The admin console is not a checkbox for enterprise sales. It’s where trust is created. And in agentic software, trust is the product.

administrator reviewing access policies and approvals for automated tools — The “AI admin” role is real now: someone will own policy, approvals, and incident response.

A product decision you can make this week: ship one irreversible action, correctly

If you want a forcing function, pick a single high-stakes action in your product—something that changes state outside your app—and implement it with proper permissioning, provenance, and a kill switch. Not ten actions. One.

Examples that expose whether your system is serious: send an email to an external recipient, issue a refund, merge a pull request, change a billing plan, delete a record, publish a page. These actions force you to build the control plane you’ve been avoiding.

Define the action contract: inputs, outputs, side effects, and what “undo” means.
Make the AI act under an identity you can explain to an auditor.
Show provenance in the UI: sources, timestamps, connector, and diff.
Add a policy gate that can block it, require approval, or rate-limit it.
Wire a kill switch that works even if the UI is down.

Do that once and your roadmap changes.
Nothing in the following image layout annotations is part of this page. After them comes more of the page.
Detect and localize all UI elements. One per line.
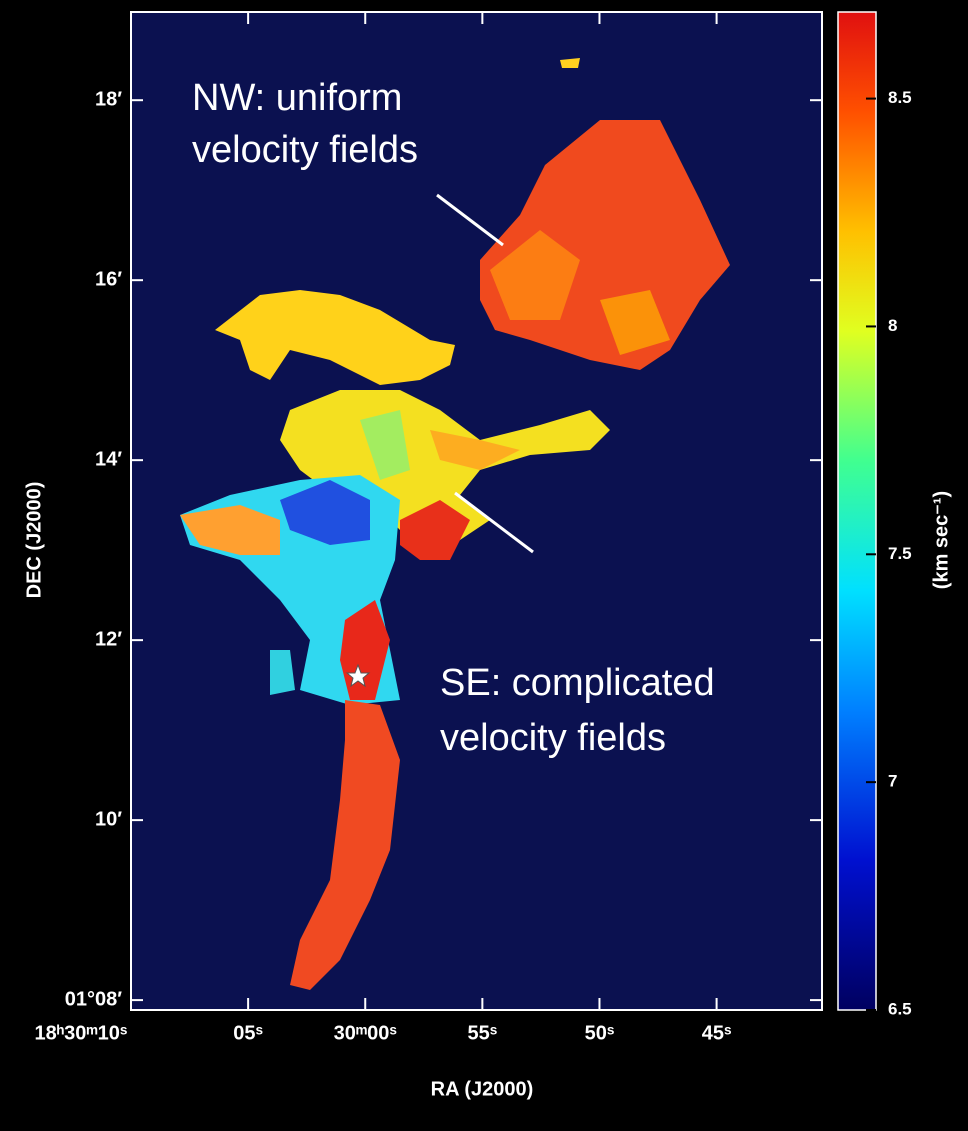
annotation-text: velocity fields [192, 129, 418, 171]
colorbar-label: (km sec⁻¹) [930, 491, 952, 589]
annotation-text: velocity fields [440, 717, 666, 759]
colorbar-tick-label: 7.5 [888, 544, 912, 563]
x-tick-label: 18ʰ30ᵐ10ˢ [35, 1022, 128, 1044]
y-tick-label: 14′ [95, 448, 122, 470]
x-tick-label: 50ˢ [585, 1022, 615, 1044]
colorbar-tick-label: 6.5 [888, 999, 912, 1018]
colorbar [838, 12, 876, 1010]
y-tick-label: 10′ [95, 808, 122, 830]
x-axis-label: RA (J2000) [431, 1078, 534, 1100]
y-tick-label: 01°08′ [65, 988, 122, 1010]
y-tick-label: 16′ [95, 268, 122, 290]
annotation-text: NW: uniform [192, 77, 402, 119]
x-tick-label: 30ᵐ00ˢ [334, 1022, 398, 1044]
annotation-text: SE: complicated [440, 662, 715, 704]
y-tick-label: 18′ [95, 88, 122, 110]
colorbar-tick-label: 8 [888, 316, 897, 335]
colorbar-tick-label: 8.5 [888, 88, 912, 107]
y-tick-label: 12′ [95, 628, 122, 650]
x-tick-label: 05ˢ [233, 1022, 263, 1044]
x-tick-label: 55ˢ [467, 1022, 497, 1044]
colorbar-tick-label: 7 [888, 772, 897, 791]
y-axis-label: DEC (J2000) [23, 482, 45, 599]
x-tick-label: 45ˢ [702, 1022, 732, 1044]
figure: NW: uniform velocity fields SE: complica… [0, 0, 968, 1131]
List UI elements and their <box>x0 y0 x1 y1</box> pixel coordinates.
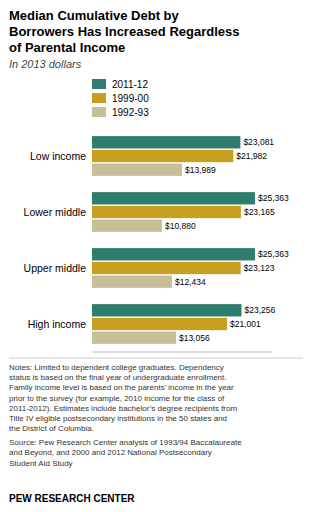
legend-label: 1999-00 <box>112 93 149 104</box>
bar <box>92 150 233 162</box>
separator <box>9 358 303 359</box>
text-line: prior to the survey (for example, 2010 i… <box>9 394 225 403</box>
data-label: $23,256 <box>245 305 276 315</box>
bars <box>92 136 255 344</box>
text-line: In 2013 dollars <box>9 58 82 70</box>
data-label: $21,001 <box>230 319 261 329</box>
legend-label: 2011-12 <box>112 79 148 90</box>
bar <box>92 248 255 260</box>
title: Median Cumulative Debt byBorrowers Has I… <box>9 8 240 55</box>
data-label: $12,434 <box>175 277 206 287</box>
bar <box>92 164 182 176</box>
legend: 2011-12 1999-00 1992-93 <box>92 79 149 118</box>
data-label: $25,363 <box>258 249 289 259</box>
data-label: $23,081 <box>243 137 274 147</box>
annotation: PEW RESEARCH CENTER <box>9 493 135 504</box>
category-label: Lower middle <box>24 206 87 218</box>
text-line: of Parental Income <box>9 40 125 55</box>
text-line: and Beyond, and 2000 and 2012 National P… <box>9 448 212 457</box>
bar <box>92 192 255 204</box>
bar <box>92 276 172 288</box>
annotation: Source: Pew Research Center analysis of … <box>9 438 242 467</box>
data-label: $21,982 <box>236 151 267 161</box>
bar <box>92 262 241 274</box>
bar <box>92 332 176 344</box>
chart: Median Cumulative Debt byBorrowers Has I… <box>0 0 312 512</box>
text-line: Median Cumulative Debt by <box>9 8 180 23</box>
x-axis-line <box>92 352 272 353</box>
text-line: PEW RESEARCH CENTER <box>9 493 135 504</box>
text-line: Notes: Limited to dependent college grad… <box>9 363 224 372</box>
data-label: $13,989 <box>185 165 216 175</box>
bar <box>92 136 240 148</box>
data-label: $25,363 <box>258 193 289 203</box>
category-label: High income <box>28 318 87 330</box>
annotation: Notes: Limited to dependent college grad… <box>9 363 237 433</box>
data-label: $13,056 <box>179 333 210 343</box>
data-label: $10,880 <box>165 221 196 231</box>
text-line: the District of Columbia. <box>9 424 94 433</box>
subtitle: In 2013 dollars <box>9 58 82 70</box>
text-line: Student Aid Study <box>9 459 73 468</box>
legend-swatch <box>92 79 106 89</box>
labels: Low income $23,081 $21,982 $13,989 Lower mid… <box>24 137 289 342</box>
legend-swatch <box>92 93 106 103</box>
category-label: Low income <box>30 150 86 162</box>
text-line: Borrowers Has Increased Regardless <box>9 24 240 39</box>
legend-label: 1992-93 <box>112 107 149 118</box>
legend-swatch <box>92 107 106 117</box>
text-line: 2011-2012). Estimates include bachelor’s… <box>9 404 237 413</box>
bar <box>92 318 227 330</box>
data-label: $23,123 <box>244 263 275 273</box>
category-label: Upper middle <box>24 262 87 274</box>
text-line: Source: Pew Research Center analysis of … <box>9 438 242 447</box>
text-line: Title IV eligible postsecondary institut… <box>9 414 227 423</box>
bar <box>92 220 162 232</box>
bar <box>92 206 241 218</box>
bar <box>92 304 242 316</box>
text-line: status is based on the final year of und… <box>9 373 226 382</box>
text-line: Family income level is based on the pare… <box>9 383 234 392</box>
data-label: $23,165 <box>244 207 275 217</box>
background <box>0 0 312 512</box>
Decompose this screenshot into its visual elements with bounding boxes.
You stop talking about “adding AI” and start building software that can safely operate inside other people’s businesses.

Prediction worth sitting with: by the time “agents” feel normal, the winners won’t be the teams with the flashiest demos. They’ll be the ones whose permissioning and audit exports make security teams say, “Fine. Ship it.” If your product can’t get that reaction, what are you actually building?